15. Januar 2022 - Ausbildungstour Eckerleiten

Der Tag begann bereits um sechs Uhr morgens in der Kletterhalle, wo gemeinsam anhand von Karte und Lawinenlagebericht durchgespielt wurde, was bei der Planung von Wintertouren zu beachten ist. Man ermittelte die Hangsteilheit und legte fest, an welchen Checkpunkten das Lawinenrisiko bewertet werden muss.

Ausgangspunkt war dann die Enzianhütte an der Rossfeldstraße auf gut 1200 m Höhe, wo eingeübt wurde, wie man die Funktionsfähigkeit der Lawinenpiepser vor jeder Tour überprüft. Die Tourengeher fanden pulvrigen Neuschnee auf einer teilweise dürftigen Grundlage vor, aber er reichte durchaus, um das Anlegen einer ökonomischen und sicheren Aufstiegsspur auszuprobieren, und in steilen Passagen gab es genug Gelegenheit, den komplexen Bewegungsablauf einer Spitzkehre zu automatisieren.

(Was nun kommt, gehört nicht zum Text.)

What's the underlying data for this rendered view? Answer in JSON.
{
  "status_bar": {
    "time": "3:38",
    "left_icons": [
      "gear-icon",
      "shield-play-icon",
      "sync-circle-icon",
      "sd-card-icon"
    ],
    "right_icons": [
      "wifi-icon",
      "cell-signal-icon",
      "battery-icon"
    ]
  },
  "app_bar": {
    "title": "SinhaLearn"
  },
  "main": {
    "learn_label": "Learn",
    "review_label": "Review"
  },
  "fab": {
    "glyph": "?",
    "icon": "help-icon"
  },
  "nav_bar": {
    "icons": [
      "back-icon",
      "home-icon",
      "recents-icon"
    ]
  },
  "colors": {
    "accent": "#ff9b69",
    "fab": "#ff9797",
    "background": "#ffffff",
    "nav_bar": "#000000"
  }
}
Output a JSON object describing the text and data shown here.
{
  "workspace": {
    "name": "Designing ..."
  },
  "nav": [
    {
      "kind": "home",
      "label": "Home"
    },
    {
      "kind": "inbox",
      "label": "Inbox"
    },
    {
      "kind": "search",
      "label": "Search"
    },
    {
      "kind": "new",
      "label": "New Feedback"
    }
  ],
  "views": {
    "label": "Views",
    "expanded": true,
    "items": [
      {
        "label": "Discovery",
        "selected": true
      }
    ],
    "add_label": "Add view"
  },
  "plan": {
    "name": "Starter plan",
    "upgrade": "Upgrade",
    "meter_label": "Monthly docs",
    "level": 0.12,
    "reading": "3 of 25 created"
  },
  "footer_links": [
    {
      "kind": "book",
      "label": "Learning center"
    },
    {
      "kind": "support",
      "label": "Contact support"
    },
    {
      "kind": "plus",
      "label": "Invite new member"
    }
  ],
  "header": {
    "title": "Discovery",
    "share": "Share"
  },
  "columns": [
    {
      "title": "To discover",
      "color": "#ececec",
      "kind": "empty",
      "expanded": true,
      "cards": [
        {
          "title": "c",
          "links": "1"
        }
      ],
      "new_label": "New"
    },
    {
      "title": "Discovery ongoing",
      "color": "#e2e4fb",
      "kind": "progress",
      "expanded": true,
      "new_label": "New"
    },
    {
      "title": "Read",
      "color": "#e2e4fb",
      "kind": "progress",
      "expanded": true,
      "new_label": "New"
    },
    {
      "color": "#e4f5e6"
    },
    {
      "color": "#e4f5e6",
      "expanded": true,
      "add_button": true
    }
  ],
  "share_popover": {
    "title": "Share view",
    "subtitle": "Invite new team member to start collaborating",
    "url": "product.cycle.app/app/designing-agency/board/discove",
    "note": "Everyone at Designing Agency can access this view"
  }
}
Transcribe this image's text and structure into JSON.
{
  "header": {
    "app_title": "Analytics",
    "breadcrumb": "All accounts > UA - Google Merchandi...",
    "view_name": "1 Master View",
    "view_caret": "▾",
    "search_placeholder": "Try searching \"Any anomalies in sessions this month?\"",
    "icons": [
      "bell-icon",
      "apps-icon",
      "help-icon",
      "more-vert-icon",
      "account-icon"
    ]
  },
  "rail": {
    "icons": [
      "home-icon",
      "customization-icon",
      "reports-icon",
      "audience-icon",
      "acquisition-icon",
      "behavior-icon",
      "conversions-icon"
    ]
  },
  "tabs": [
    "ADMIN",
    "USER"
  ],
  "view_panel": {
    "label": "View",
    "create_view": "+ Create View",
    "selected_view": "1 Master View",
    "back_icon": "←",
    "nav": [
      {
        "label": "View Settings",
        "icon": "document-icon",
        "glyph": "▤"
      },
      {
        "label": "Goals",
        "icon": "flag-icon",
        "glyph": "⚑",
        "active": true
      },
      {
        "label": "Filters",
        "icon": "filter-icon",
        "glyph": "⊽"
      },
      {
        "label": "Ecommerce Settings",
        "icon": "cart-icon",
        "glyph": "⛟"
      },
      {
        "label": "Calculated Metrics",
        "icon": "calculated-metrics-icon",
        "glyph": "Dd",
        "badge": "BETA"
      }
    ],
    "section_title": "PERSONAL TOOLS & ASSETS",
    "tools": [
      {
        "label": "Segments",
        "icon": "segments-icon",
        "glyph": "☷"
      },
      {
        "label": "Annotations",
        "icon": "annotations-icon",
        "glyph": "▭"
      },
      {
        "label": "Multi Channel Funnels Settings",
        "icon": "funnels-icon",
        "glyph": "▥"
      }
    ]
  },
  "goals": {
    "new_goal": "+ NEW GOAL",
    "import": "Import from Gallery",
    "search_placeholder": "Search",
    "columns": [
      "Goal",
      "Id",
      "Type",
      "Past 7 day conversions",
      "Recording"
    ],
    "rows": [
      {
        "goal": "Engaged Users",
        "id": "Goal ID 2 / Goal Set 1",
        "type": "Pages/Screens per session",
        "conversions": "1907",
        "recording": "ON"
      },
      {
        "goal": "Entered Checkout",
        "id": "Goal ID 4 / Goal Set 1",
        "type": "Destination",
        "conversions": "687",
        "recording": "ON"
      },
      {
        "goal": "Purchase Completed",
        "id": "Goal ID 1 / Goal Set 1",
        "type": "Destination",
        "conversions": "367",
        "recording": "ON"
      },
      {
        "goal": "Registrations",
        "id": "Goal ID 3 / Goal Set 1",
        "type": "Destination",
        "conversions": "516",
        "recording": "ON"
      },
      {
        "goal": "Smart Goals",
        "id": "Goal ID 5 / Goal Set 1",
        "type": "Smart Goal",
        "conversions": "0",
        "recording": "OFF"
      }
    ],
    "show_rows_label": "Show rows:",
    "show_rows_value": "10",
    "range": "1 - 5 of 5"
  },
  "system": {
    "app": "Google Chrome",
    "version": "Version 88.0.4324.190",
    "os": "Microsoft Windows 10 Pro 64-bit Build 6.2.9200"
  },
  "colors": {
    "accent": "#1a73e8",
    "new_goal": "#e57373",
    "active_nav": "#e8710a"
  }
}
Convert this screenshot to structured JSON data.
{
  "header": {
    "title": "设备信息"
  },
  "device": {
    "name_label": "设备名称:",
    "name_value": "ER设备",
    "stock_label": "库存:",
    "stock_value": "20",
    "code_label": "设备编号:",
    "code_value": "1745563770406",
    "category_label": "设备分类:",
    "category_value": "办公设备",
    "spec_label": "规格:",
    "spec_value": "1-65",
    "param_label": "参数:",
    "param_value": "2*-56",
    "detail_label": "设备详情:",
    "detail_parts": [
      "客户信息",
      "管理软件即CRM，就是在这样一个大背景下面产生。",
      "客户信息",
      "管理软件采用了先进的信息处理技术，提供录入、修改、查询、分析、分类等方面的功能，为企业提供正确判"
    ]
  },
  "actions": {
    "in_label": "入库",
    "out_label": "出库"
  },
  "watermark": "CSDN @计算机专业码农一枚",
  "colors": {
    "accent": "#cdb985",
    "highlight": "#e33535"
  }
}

Die wichtigste Fertigkeit auf einer Skitour ist aber, das Lawinenrisiko so genau wie möglich einschätzen zu können, und deshalb legte der Ausbilder großen Wert auf das so genannte Lawinenmantra. Das ist ein bewusst schematisierter Entscheidungsprozess, damit man sich nicht selbst etwas vormacht, sondern faktenbasiert entscheidet, ob man weitergehen kann, Vorsichtsmaßnahmen ergreifen oder umkehren muss. An den zwei Checkpunkten mussten die Alpinisten die Hangsteilheit messen, nach Windzeichen Ausschau halten und die Beschaffenheit der Schneedecke einschätzen um dann eben gebetsmühlenartig diesen Entscheidungsprozess durchzusprechen.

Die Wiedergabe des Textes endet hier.